Profiling Monitor
In Blindata, Monitors serve both to schedule the execution of a profiling SQL query and to define data partitioning logics, for specifying which data of a Physical Entity needs to be profiled. They contain a set of profiling Metrics, representing the profiling data collected over their executions.
How the profiling Monitor works
The following image illustrates the process by which the monitor extracts profiling data from a database table.
- The profiling Monitor automatically retrieves metadata from the associated database table, including column names and their respective data types. This dynamic process ensures that the profiling SQL query adjusts seamlessly to any changes in the database schema.
- The Monitor’s Query Template is compiled using the metadata retrieved in the step 1.
- Subsequently, a profiling SQL query is generated is generated utilizing the compiled Query Template. Optionally, steps 1, 2 and 3 can be bypassed by assigning a fixed SQL query to the Monitor. This feature proves beneficial when running a highly customized profiling query on the entire table.
- The Monitor then executes the profiling SQL query on the designated database.
- The extracted profiling data is stored in Blindata as profiling Metrics.
How to setup the profiling Monitor
The first step to setup a Monitor is to create the Monitor itself. This can be done from the Profiling section of a Physical Entity or from the Profiling page in the Data Observability section ( Pictures below ).

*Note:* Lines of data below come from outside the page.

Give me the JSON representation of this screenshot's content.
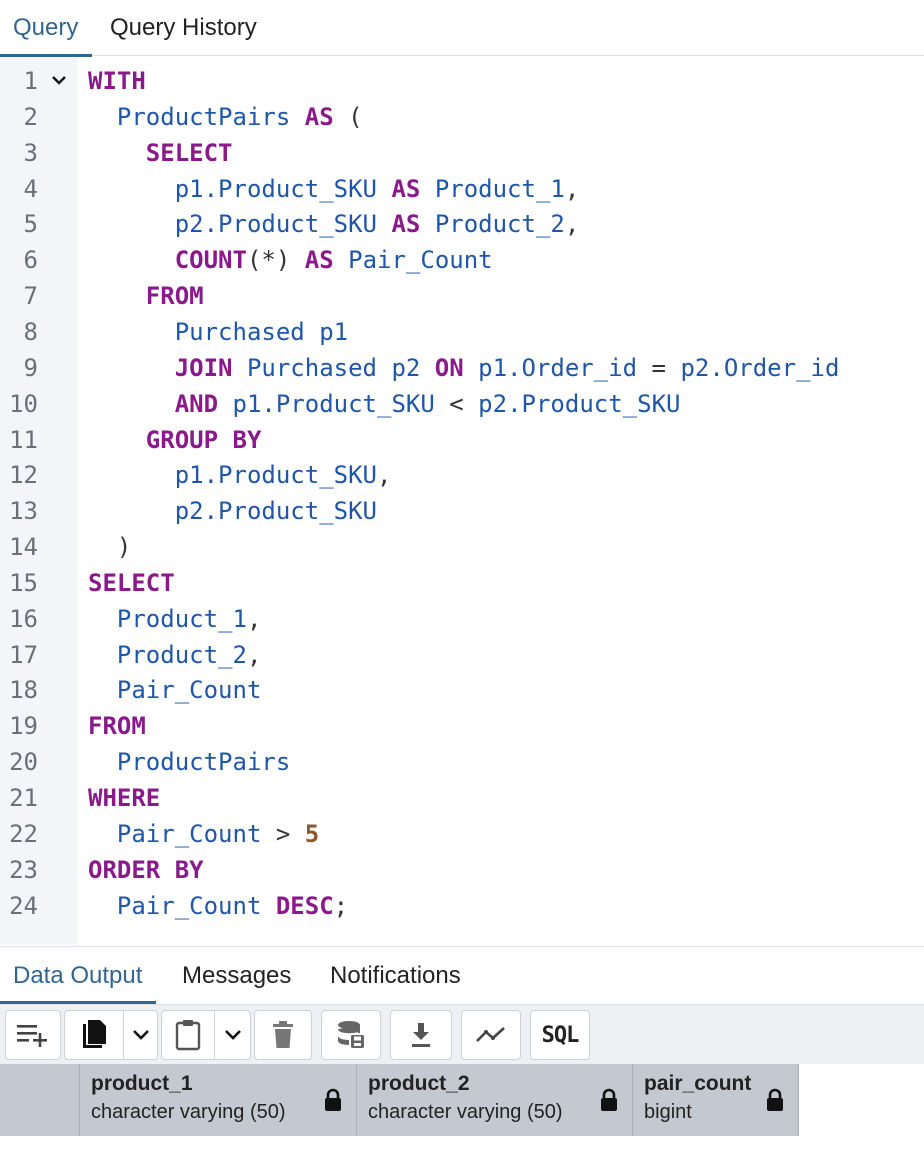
{
  "query_tabs": [
    {
      "label": "Query",
      "active": true
    },
    {
      "label": "Query History",
      "active": false
    }
  ],
  "editor": {
    "lines": [
      [
        {
          "t": "WITH",
          "c": "kw"
        }
      ],
      [
        {
          "t": "  "
        },
        {
          "t": "ProductPairs",
          "c": "id"
        },
        {
          "t": " "
        },
        {
          "t": "AS",
          "c": "kw"
        },
        {
          "t": " (",
          "c": "op"
        }
      ],
      [
        {
          "t": "    "
        },
        {
          "t": "SELECT",
          "c": "kw"
        }
      ],
      [
        {
          "t": "      "
        },
        {
          "t": "p1.Product_SKU",
          "c": "id"
        },
        {
          "t": " "
        },
        {
          "t": "AS",
          "c": "kw"
        },
        {
          "t": " "
        },
        {
          "t": "Product_1",
          "c": "id"
        },
        {
          "t": ",",
          "c": "op"
        }
      ],
      [
        {
          "t": "      "
        },
        {
          "t": "p2.Product_SKU",
          "c": "id"
        },
        {
          "t": " "
        },
        {
          "t": "AS",
          "c": "kw"
        },
        {
          "t": " "
        },
        {
          "t": "Product_2",
          "c": "id"
        },
        {
          "t": ",",
          "c": "op"
        }
      ],
      [
        {
          "t": "      "
        },
        {
          "t": "COUNT",
          "c": "kw"
        },
        {
          "t": "(*)",
          "c": "op"
        },
        {
          "t": " "
        },
        {
          "t": "AS",
          "c": "kw"
        },
        {
          "t": " "
        },
        {
          "t": "Pair_Count",
          "c": "id"
        }
      ],
      [
        {
          "t": "    "
        },
        {
          "t": "FROM",
          "c": "kw"
        }
      ],
      [
        {
          "t": "      "
        },
        {
          "t": "Purchased p1",
          "c": "id"
        }
      ],
      [
        {
          "t": "      "
        },
        {
          "t": "JOIN",
          "c": "kw"
        },
        {
          "t": " "
        },
        {
          "t": "Purchased p2",
          "c": "id"
        },
        {
          "t": " "
        },
        {
          "t": "ON",
          "c": "kw"
        },
        {
          "t": " "
        },
        {
          "t": "p1.Order_id",
          "c": "id"
        },
        {
          "t": " = ",
          "c": "op"
        },
        {
          "t": "p2.Order_id",
          "c": "id"
        }
      ],
      [
        {
          "t": "      "
        },
        {
          "t": "AND",
          "c": "kw"
        },
        {
          "t": " "
        },
        {
          "t": "p1.Product_SKU",
          "c": "id"
        },
        {
          "t": " < ",
          "c": "op"
        },
        {
          "t": "p2.Product_SKU",
          "c": "id"
        }
      ],
      [
        {
          "t": "    "
        },
        {
          "t": "GROUP BY",
          "c": "kw"
        }
      ],
      [
        {
          "t": "      "
        },
        {
          "t": "p1.Product_SKU",
          "c": "id"
        },
        {
          "t": ",",
          "c": "op"
        }
      ],
      [
        {
          "t": "      "
        },
        {
          "t": "p2.Product_SKU",
          "c": "id"
        }
      ],
      [
        {
          "t": "  "
        },
        {
          "t": ")",
          "c": "op"
        }
      ],
      [
        {
          "t": "SELECT",
          "c": "kw"
        }
      ],
      [
        {
          "t": "  "
        },
        {
          "t": "Product_1",
          "c": "id"
        },
        {
          "t": ",",
          "c": "op"
        }
      ],
      [
        {
          "t": "  "
        },
        {
          "t": "Product_2",
          "c": "id"
        },
        {
          "t": ",",
          "c": "op"
        }
      ],
      [
        {
          "t": "  "
        },
        {
          "t": "Pair_Count",
          "c": "id"
        }
      ],
      [
        {
          "t": "FROM",
          "c": "kw"
        }
      ],
      [
        {
          "t": "  "
        },
        {
          "t": "ProductPairs",
          "c": "id"
        }
      ],
      [
        {
          "t": "WHERE",
          "c": "kw"
        }
      ],
      [
        {
          "t": "  "
        },
        {
          "t": "Pair_Count",
          "c": "id"
        },
        {
          "t": " > ",
          "c": "op"
        },
        {
          "t": "5",
          "c": "num"
        }
      ],
      [
        {
          "t": "ORDER BY",
          "c": "kw"
        }
      ],
      [
        {
          "t": "  "
        },
        {
          "t": "Pair_Count",
          "c": "id"
        },
        {
          "t": " "
        },
        {
          "t": "DESC",
          "c": "kw"
        },
        {
          "t": ";",
          "c": "op"
        }
      ]
    ],
    "fold_line": 1
  },
  "output_tabs": [
    {
      "label": "Data Output",
      "active": true
    },
    {
      "label": "Messages",
      "active": false
    },
    {
      "label": "Notifications",
      "active": false
    }
  ],
  "toolbar": {
    "sql_label": "SQL",
    "buttons": [
      "add-row-icon",
      "copy-icon",
      "chevron-down-icon",
      "paste-icon",
      "chevron-down-icon",
      "delete-icon",
      "save-data-icon",
      "download-icon",
      "graph-icon",
      "sql-icon"
    ]
  },
  "grid": {
    "columns": [
      {
        "name": "product_1",
        "type": "character varying (50)"
      },
      {
        "name": "product_2",
        "type": "character varying (50)"
      },
      {
        "name": "pair_count",
        "type": "bigint"
      }
    ]
  },
  "colors": {
    "accent": "#326690",
    "keyword": "#8a1a8a",
    "identifier": "#1f56a8",
    "number": "#8a5a2a",
    "gutter_bg": "#f3f5f9",
    "header_bg": "#c4c8d0"
  }
}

A Monitor must have a name and must be associated to a Physical Entity. During the creation it is also possible to specify the Anomaly Detection configurations for the Monitor ( see here for additional information)
Once the Monitor has been created, an Agent’s job must be created in order to execute it ( more information about Blindata’s Agent can be found here ). This can be done in the Scheduling section of the Monitor ( see the image below ).
The Profiling Schedule configuration consists in three steps:
- The source and target connections must be defined. The first will be used to connect the Agent to the database, the second to upload the profiling results to the Blindata instance ( more information about Agent’s connections can be found here ).
- The default query template can be modified. Additionally, if a custom query is specified, this will be used instead of the SQL query generated from the query template.
- Scheduling settings for the job can be defined.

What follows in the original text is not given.